Шрифт:
Интервал:
Закладка:
Я попал на гулянье, когда там уже все гудело и бурлило. Настроение у меня было скверное. Накануне я узнал, что Михаила Никифоровича телефонным звонком, а потом и телеграммой вызвали в Ленинград. Случилось несчастье. На ходу, на бегу, в гостях у среднего сына умерла мать Михаила Никифоровича. Я пошел к нему, застал в сборах. Спросил, какая нужна помощь. «Какая уж тут помощь, — сказал Михаил Никифорович. — От смерти нет в саду трав». Уход матери ошеломил его. Никаких предчувствий не предшествовало этому, никаких знаков судьба ему не подала.

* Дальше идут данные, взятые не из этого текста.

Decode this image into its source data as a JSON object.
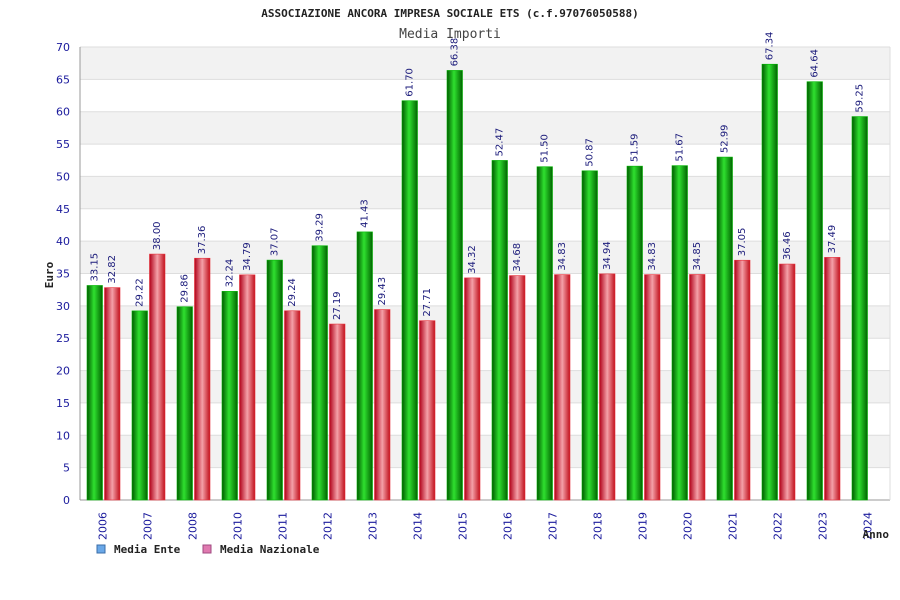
{
  "colors": {
    "series_ente": "#00b400",
    "series_nazionale": "#e8303a",
    "legend_ente": "#6aa8e8",
    "legend_nazionale": "#e07ab0",
    "band": "#f2f2f2",
    "grid": "#dddddd",
    "tick_text": "#1a1a9c"
  },
  "chart_data": {
    "type": "bar",
    "title": "ASSOCIAZIONE ANCORA IMPRESA SOCIALE ETS (c.f.97076050588)",
    "subtitle": "Media Importi",
    "xlabel": "Anno",
    "ylabel": "Euro",
    "ylim": [
      0,
      70
    ],
    "yticks": [
      0,
      5,
      10,
      15,
      20,
      25,
      30,
      35,
      40,
      45,
      50,
      55,
      60,
      65,
      70
    ],
    "grid": true,
    "legend_position": "bottom-left",
    "categories": [
      "2006",
      "2007",
      "2008",
      "2010",
      "2011",
      "2012",
      "2013",
      "2014",
      "2015",
      "2016",
      "2017",
      "2018",
      "2019",
      "2020",
      "2021",
      "2022",
      "2023",
      "2024"
    ],
    "series": [
      {
        "name": "Media Ente",
        "values": [
          33.15,
          29.22,
          29.86,
          32.24,
          37.07,
          39.29,
          41.43,
          61.7,
          66.38,
          52.47,
          51.5,
          50.87,
          51.59,
          51.67,
          52.99,
          67.34,
          64.64,
          59.25
        ],
        "labels": [
          "33.15",
          "29.22",
          "29.86",
          "32.24",
          "37.07",
          "39.29",
          "41.43",
          "61.70",
          "66.38",
          "52.47",
          "51.50",
          "50.87",
          "51.59",
          "51.67",
          "52.99",
          "67.34",
          "64.64",
          "59.25"
        ]
      },
      {
        "name": "Media Nazionale",
        "values": [
          32.82,
          38.0,
          37.36,
          34.79,
          29.24,
          27.19,
          29.43,
          27.71,
          34.32,
          34.68,
          34.83,
          34.94,
          34.83,
          34.85,
          37.05,
          36.46,
          37.49,
          null
        ],
        "labels": [
          "32.82",
          "38.00",
          "37.36",
          "34.79",
          "29.24",
          "27.19",
          "29.43",
          "27.71",
          "34.32",
          "34.68",
          "34.83",
          "34.94",
          "34.83",
          "34.85",
          "37.05",
          "36.46",
          "37.49",
          null
        ]
      }
    ]
  }
}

Мать жила семьдесят пять лет работницей на земле, считала себя здоровой и крепкой или старалась выглядеть такой для людей, в города к детям и внукам не переезжала. И вот в Ленинграде произошел у нее разрыв аорты. Теперь Михаил Никифорович казнил себя, будто бы он был виноват, что матери не стало. Но я знал, что его никак нельзя было отнести к черствым и бессовестным сыновьям. Кроме меня в его квартире были и другие люди, кто-то заметил, видимо в утешение Михаилу Никифоровичу, что смерть его матери в одночасье — счастливая и такую смерть можно пожелать. «Счастливых смертей не бывает», — тихо сказал Михаил Никифорович. Я вызвался проводить его на вокзал, но Михаил Никифорович ушел из дому один. Может быть, ему хотелось, чтобы к вагону провожатым явился (или скорее явилась) некто, видеть кого сейчас возле Михаила Никифоровича было бы нам странно. Может быть…
Я сидел дома, пообещав себе на улицу Королева не ходить. Но любопытство подзуживало, я уговаривал себя не пропустить зрелище, какое, может, и не повторится, тем более что я был бы на нем не участником, а сторонним ротозеем. И я отправился на улицу Королева. Было уже десять часов.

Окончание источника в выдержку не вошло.